No. It is unlikely that the context refers to China. Firstly because Isaiah 49 seems to relate to a more local geography and also because the name Sinae is not attached to China at this period. Gesenius favoured China, but other lexicographers have pointed also at Syene, modern Aswan, in Egypt.

The KJV left the Hebrew untranslated as the plural Sinim:

Behold, these shall come from far: and, lo, these from the north and from the west; and these from the land of Sinim. (KJV)

Some modern versions such as ESV have Syene.

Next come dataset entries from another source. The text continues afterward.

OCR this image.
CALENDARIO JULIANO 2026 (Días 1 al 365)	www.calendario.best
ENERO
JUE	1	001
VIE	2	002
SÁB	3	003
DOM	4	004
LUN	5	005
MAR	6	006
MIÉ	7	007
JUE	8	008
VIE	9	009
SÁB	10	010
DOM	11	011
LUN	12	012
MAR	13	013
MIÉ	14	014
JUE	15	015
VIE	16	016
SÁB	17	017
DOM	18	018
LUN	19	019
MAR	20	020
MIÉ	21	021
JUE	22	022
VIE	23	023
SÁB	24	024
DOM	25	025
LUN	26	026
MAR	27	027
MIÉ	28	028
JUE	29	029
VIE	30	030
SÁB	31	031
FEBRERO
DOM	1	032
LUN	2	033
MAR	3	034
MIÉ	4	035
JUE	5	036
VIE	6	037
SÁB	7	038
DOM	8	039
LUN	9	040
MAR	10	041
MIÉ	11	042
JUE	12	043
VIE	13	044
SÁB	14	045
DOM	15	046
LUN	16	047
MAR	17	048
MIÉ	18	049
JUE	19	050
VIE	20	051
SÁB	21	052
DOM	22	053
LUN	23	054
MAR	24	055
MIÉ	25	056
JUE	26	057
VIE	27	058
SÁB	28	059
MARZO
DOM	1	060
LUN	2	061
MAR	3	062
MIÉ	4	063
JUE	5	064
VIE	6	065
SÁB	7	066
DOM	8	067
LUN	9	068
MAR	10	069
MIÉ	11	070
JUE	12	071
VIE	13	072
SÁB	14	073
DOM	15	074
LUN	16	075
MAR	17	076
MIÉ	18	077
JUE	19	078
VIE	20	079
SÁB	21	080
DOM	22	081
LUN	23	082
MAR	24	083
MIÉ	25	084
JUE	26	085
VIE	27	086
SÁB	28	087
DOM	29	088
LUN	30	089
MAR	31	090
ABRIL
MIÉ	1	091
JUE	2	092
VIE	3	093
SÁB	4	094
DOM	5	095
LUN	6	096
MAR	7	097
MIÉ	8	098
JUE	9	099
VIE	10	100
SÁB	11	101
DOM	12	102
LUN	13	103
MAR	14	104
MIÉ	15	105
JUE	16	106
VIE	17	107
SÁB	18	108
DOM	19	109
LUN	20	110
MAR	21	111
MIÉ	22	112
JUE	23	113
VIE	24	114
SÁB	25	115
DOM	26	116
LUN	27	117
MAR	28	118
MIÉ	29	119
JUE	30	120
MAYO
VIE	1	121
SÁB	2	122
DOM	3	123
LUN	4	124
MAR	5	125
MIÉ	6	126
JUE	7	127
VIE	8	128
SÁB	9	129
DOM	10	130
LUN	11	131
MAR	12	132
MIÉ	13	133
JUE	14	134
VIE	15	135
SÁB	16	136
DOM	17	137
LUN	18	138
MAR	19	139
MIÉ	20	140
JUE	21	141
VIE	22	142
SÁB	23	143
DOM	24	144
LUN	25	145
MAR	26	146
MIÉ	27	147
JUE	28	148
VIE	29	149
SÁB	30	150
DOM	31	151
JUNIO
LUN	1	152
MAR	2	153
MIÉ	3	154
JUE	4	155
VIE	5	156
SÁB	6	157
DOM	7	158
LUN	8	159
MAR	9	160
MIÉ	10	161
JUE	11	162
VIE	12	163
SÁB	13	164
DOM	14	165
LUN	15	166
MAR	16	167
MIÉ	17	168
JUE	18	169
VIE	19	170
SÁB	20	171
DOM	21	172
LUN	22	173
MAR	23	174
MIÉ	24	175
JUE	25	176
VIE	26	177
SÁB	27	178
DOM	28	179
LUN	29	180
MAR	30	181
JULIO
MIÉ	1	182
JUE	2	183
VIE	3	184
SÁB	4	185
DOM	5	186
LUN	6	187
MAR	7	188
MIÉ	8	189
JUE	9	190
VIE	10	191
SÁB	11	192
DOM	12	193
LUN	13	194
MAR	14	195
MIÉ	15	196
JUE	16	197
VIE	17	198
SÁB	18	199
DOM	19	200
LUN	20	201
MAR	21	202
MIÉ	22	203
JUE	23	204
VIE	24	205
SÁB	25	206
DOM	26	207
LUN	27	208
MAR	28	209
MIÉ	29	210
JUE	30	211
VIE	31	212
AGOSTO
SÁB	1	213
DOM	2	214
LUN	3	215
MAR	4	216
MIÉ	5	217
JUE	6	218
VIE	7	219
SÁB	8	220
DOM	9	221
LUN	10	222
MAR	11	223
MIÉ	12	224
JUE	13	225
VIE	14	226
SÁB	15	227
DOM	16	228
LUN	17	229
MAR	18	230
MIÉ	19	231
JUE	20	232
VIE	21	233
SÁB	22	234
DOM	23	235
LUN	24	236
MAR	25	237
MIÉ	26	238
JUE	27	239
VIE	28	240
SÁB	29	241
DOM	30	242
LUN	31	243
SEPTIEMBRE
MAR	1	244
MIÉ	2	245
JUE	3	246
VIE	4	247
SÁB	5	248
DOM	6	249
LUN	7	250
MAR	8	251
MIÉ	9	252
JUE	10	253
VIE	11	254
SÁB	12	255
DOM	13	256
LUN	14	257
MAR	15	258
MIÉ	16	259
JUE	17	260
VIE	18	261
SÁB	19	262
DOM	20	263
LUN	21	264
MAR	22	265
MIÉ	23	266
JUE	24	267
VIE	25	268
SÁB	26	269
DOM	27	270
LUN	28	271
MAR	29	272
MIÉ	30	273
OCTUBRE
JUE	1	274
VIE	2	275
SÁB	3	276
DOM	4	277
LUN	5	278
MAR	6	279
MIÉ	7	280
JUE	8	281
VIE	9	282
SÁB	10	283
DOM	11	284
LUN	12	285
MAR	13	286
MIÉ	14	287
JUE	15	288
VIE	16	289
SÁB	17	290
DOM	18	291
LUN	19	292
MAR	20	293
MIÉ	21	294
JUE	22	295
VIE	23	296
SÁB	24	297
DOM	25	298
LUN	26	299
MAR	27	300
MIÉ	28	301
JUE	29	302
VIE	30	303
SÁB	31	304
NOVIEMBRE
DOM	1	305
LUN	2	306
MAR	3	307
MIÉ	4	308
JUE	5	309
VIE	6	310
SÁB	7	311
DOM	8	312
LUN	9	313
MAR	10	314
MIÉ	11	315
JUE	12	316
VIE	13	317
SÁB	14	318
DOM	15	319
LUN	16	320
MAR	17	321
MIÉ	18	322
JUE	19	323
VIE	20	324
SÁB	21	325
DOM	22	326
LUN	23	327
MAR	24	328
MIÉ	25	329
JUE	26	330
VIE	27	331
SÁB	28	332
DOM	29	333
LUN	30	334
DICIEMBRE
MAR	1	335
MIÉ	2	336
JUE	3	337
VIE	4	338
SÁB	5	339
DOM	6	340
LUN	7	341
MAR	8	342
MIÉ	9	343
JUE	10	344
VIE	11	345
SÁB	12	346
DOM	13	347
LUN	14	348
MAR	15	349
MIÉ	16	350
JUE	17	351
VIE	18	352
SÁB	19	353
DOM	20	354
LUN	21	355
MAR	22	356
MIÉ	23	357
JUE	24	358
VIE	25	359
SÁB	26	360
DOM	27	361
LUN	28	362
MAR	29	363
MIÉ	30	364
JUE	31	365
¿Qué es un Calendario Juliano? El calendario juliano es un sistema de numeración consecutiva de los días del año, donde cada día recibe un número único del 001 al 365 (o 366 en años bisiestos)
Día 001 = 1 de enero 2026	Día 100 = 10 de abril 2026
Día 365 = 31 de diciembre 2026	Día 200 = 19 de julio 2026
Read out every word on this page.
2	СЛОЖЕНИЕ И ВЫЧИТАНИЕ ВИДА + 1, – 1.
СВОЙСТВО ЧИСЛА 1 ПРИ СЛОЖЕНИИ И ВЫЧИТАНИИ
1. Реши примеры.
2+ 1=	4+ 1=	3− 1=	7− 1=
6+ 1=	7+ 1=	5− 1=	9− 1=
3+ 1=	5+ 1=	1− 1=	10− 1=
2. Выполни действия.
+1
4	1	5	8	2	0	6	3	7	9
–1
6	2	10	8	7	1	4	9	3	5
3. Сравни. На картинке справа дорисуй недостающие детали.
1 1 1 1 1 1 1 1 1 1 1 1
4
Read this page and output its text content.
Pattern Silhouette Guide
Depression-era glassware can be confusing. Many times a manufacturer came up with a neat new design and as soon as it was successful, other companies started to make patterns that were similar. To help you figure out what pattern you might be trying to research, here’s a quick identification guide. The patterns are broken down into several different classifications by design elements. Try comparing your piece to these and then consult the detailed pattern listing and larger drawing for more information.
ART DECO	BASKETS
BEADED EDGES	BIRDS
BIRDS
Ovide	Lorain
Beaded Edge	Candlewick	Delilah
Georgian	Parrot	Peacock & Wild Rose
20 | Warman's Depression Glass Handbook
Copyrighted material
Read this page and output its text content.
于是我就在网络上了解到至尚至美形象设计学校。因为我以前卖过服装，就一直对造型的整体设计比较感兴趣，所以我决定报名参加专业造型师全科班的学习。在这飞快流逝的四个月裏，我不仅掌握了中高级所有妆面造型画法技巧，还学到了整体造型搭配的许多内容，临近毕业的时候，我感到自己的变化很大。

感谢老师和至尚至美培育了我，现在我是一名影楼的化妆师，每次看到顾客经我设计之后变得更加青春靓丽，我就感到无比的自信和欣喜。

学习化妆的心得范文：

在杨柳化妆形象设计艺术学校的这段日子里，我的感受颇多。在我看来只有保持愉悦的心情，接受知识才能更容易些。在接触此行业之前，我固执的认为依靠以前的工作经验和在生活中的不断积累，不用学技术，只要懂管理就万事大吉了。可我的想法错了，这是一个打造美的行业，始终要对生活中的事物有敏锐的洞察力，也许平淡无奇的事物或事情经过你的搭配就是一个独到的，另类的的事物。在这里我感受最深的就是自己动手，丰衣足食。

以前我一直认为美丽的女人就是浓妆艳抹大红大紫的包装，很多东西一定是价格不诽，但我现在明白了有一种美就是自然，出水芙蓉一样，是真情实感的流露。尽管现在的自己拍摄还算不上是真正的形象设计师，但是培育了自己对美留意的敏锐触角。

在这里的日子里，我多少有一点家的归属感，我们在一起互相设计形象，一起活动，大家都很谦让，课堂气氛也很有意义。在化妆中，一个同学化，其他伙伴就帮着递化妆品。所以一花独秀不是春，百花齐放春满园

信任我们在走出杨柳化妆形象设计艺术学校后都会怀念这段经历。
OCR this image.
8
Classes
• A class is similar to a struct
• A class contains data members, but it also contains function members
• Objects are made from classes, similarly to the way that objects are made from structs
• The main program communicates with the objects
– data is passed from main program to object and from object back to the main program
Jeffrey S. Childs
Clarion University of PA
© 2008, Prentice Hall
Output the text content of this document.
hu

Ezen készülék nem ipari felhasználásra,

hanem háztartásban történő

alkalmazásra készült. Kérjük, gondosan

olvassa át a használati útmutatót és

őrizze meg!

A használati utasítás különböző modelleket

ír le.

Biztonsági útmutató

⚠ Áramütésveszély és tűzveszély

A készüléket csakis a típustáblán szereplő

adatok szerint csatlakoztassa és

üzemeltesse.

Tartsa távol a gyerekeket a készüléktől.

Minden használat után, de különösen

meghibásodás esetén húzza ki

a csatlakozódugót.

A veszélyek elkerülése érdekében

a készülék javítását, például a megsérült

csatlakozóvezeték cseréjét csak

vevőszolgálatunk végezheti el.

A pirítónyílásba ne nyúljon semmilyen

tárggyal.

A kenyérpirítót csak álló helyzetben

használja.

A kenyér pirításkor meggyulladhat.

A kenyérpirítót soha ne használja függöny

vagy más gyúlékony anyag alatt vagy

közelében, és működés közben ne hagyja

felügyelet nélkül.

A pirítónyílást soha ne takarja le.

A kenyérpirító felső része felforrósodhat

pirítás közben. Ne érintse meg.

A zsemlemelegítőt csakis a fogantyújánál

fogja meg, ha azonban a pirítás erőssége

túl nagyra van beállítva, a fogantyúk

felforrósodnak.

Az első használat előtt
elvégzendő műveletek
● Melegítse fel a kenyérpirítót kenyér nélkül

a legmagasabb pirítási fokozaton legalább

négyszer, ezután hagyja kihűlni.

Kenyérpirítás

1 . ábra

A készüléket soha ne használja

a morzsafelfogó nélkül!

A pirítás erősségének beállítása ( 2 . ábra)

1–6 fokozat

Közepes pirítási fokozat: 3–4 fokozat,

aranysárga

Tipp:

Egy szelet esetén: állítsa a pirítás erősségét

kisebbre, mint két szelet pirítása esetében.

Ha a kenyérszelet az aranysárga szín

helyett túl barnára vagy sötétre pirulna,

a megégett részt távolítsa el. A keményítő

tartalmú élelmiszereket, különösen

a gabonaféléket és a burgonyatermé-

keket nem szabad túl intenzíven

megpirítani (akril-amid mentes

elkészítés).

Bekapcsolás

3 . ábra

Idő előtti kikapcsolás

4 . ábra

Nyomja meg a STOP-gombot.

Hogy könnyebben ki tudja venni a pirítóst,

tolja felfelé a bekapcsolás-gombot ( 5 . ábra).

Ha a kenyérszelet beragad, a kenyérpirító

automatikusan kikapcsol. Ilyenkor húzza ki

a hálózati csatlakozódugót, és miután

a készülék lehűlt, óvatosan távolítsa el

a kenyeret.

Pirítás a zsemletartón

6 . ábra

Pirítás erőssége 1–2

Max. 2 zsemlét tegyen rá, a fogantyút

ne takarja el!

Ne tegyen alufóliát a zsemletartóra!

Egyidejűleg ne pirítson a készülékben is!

11 And I will make all my mountains a road,
    and my highways shall be raised up.
12 Behold, these shall come from afar,
    and behold, these from the north and from the west,
    and these from the land of Syene.”

Although the translators of the the Greek Septuagint were five centuries after Isaiah it is interesting to see them render it as “from the land of the Persians” :
49:12  ἰδοὺ οὗτοι πόρρωθεν ἔρχονται οὗτοι ἀπὸ βορρᾶ καὶ οὗτοι ἀπὸ θαλάσσης ἄλλοι δὲ ἐκ γῆς Περσῶν 

Later still the Targum and Vulgate Latin render it “from the land of the south” – though why the South rather than the East is not clear. Perhaps this reflects the geographic focus of the Roman empire rather than the Greek.

In sum fundamentally we don’t know.  And in any case it is only a passing reference attempting to give three points of a compass.